Acte IV

Acte 4, puisqu’il paraît acquis que nos prochains week-ends seront de nouveau scandés par les « mobilisation à venir », les cortèges et les décomptes. Acte 4, et peu importe que l’on soit, comme moi, vacciné volontaire et convaincu que le passe sanitaire soit un mal nécessaire, on ne peut se contenter de fustiger les pancartes abjectes, l’irrationalité péremptoire des antivax parmi les manifestants et l’irresponsabilité misérable de ceux qui, depuis longtemps en mal d’avenir politique, accourent à leur tête… même si c’est vrai, et même si cela soulage.

Or, après quatre mobilisations estivales, le mouvement emprunte suffisamment aux Gilets Jaunes pour y entrevoir la poursuite des actes antérieurs et cet acte 28, souligne une faiblesse structurelle de ce quinquennat. Car on ne peut oublier les promesses de 2017. Promesses électorales, mais promesses qui disaient assez d’un diagnostic auquel Emmanuel Macron s’est abstenu d’apporter la réponse qu’il annonçait. Car lui (aussi) devait changer la façon de faire la politique. En Marche devait partir de la société civile et porter les aspirations soufflées par le peuple, ou la base. Dans la méthode et sur le fond, il n’en a rien été. Les réformes adoptées n’ont guère brillé par leur originalité et l’exercice du pouvoir s’est inscrit dans le plus pur style académique de la Vème République. Les parlementaires ont été ringardisés, les corps intermédiaires ignorés. Quant aux consultations scénarisées, elles sont restées très classiquement de façade, l’ensemble culminant dans la confiscation du résultat du « grand débat national » et l’escamotage définitif des cahiers de doléance, paroxysme de mystification participative.
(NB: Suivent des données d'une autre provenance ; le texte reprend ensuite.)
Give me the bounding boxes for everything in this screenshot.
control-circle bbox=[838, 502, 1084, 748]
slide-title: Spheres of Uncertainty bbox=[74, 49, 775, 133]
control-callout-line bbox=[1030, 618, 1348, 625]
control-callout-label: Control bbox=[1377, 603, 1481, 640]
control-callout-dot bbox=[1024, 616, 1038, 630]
Et il semble bien que, tout à sa réélection et sa verticalité, Emmanuel Macron ait fait le choix tactique de s’installer dans la confrontation. « La rue ou moi », c’est un classique qui marche mais dont les présidents sous-estiment les revers à long-terme, dont la radicalisation et le divorce démocratique, pour ne pas dire la sécession. Sans confondre le bruit et le nombre, il faut ajouter cette fois, à ce risque ordinaire, le risque sanitaire si l’opposition se cristallisait. Nous aurons besoin d’adhésion plus que de confrontation, de pédagogie présidentielle plus que de démonstrations d’autorité. Le virus a déjà joué les rappels par deux fois, revenant quand on le croyait évanoui : il est là pour durer, il est donc encore temps de s’y mettre.